Odenkirk plays Hutch, a suburbanite whose soul has been thoroughly crushed by his humdrum routine. The snappy opening montage fragments Hutch’s life into repetitious, monotonous images—every day, the same morning coffee, the same commute, the same spreadsheets at his in-laws’ company, the same bed divider that perpetuates his sexless marriage to Rebecca (the refreshingly age-appropriate Connie Nielson). Then something breaks in Hutch’s routine. Two hapless intruders break into his home at night. His teenage son Brady (Gage Munroe) tackles one of them, but something prevents Hutch from braining the other with a golf club. And it’s just another reason for Hutch’s wife and son, and even the police who arrive at the scene, to pity him. Fortunately, his daughter is too young to recognize that her father is a disappointment. Not even Hutch’s military record inspires confidence; he was an auditor, not a “real soldier,” Rebecca explains to Brady.

The incident awakens something inside of Hutch and, for a short time, Nobody seems like it might play out similarly to Death Wish (1974), in which criminals messed with the wrong Average Joe, turning Dad into Rambo. Hutch visits his father (Christopher Lloyd), a retired FBI agent, takes his old badge, and sets out to find his daughter’s kitty-cat bracelet, which he thinks was stolen by the thieves. But then a crucial moment comes when it’s revealed that Hutch isn’t an everyman; rather, he’s an ex-killing machine who has tried to retire into a quiet life. What begins as a simple catharsis of beating up some nogoodniks on a city bus (set to the song “I’ve Gotta Be Me,” putting a fine point on the reclaimed masculine pride theme) escalates into a war with the Russian mob, headed by the merciless, karaoke-singing Yulan (Alexey Serebryakov). Backed by an endless supply of goons, Yulan sends his small army to Hutch’s home, starting a war that reaches a bloody, Home Alone-style climax in an industrial factory. 

No wonder Derek Kolstad, architect of the John Wick franchise, wrote the screenplay. Hutch operates with the skill of Wick and, like Reeves’ character, is goaded into a face-off against a whole cadre of anonymous Russians. Except, where Wick distributes headshots with almost mechanical precision, Hutch has the physical vulnerability of Die Hard’s bare-footed John McClane, making the character feel more human. Odenkirk takes some painful-looking beatings (not to mention the occasional knife and bullet) in the movie’s energetic combat, choreographed to visceral perfection and captured with frenzied clarity by director Ilya Naishuller—particularly in the deliriously violent bus fight.
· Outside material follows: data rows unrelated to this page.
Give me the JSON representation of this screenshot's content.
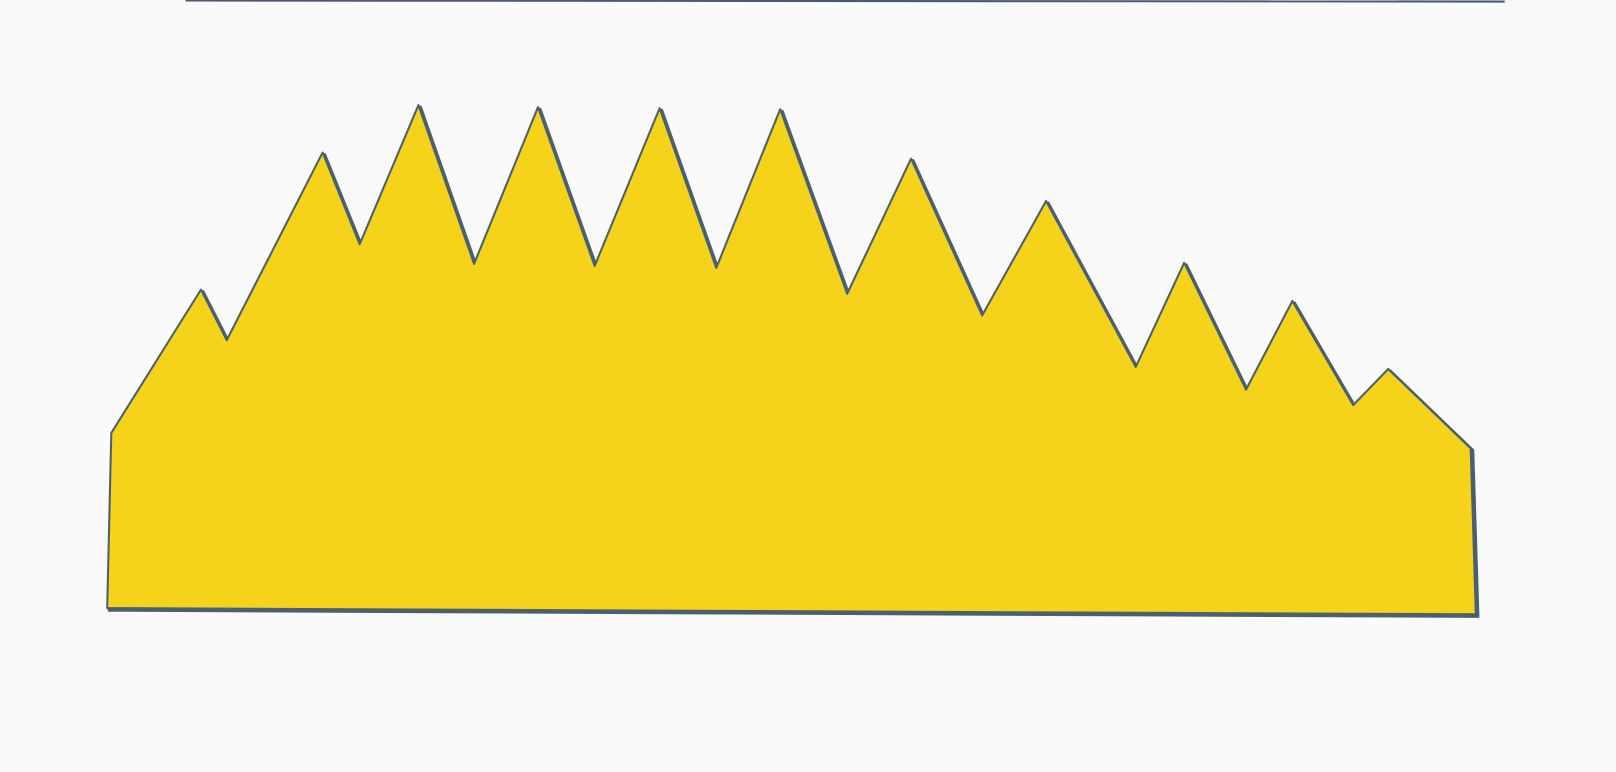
{
  "colors": {
    "background": "#fafafa",
    "shape_fill": "#f5d31a",
    "shape_outline": "#4a6070",
    "top_edge": "#4a5a70"
  }
}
The gunplay, too, resists the martial arts ballet of the John Wick movies and instead recalls something brutalist by Paul Verhoeven, where every punch and bullet looks like it hurts. Naishuller also made the disappointing Hardcore Henry (2016), a relentless shoot-em-up that nonetheless signaled his talent for orchestrating chaotic action and making it seem scrappy yet coherent. 

The director’s knack for bravado action shines in part because Kolstad’s script makes us care about Hutch, but we only care because he is perfectly cast. Place another actor in the role—anyone from Liam Neeson to today’s inexpressive Bruce Willis—and suddenly Hutch doesn’t seem real or sympathetic. He is, after all, a rather vicious action junkie on a rampage, even though he performs a life-saving tracheotomy after breaking one thug’s windpipe. Odenkirk’s comic sensibilities lend his character appealing deadpan humor that turns otherwise macho lines (“Give me the fucking kitty-cat bracelet!” or “I’m gonna fuck you up!”) into ironic moments of Hutch’s aggressive humanity clawing its way to the surface. Alternatively, in a hilarious and aching pattern, Hutch monologues to the hired thugs, whom he’s just beaten to within an inch of their lives, and confesses his motivations for retiring as an auditor—named as such because he’s “the last guy anyone wants to see at their door.” But before he can finish his story, the thugs die, leaving his backstory incomplete and his existential crisis humorously unresolved. It’s a macabre joke for a darkly funny movie, yet it speaks to Hutch’s essential humanness and makes 92 minutes of extreme violence not without motivations rooted in its character.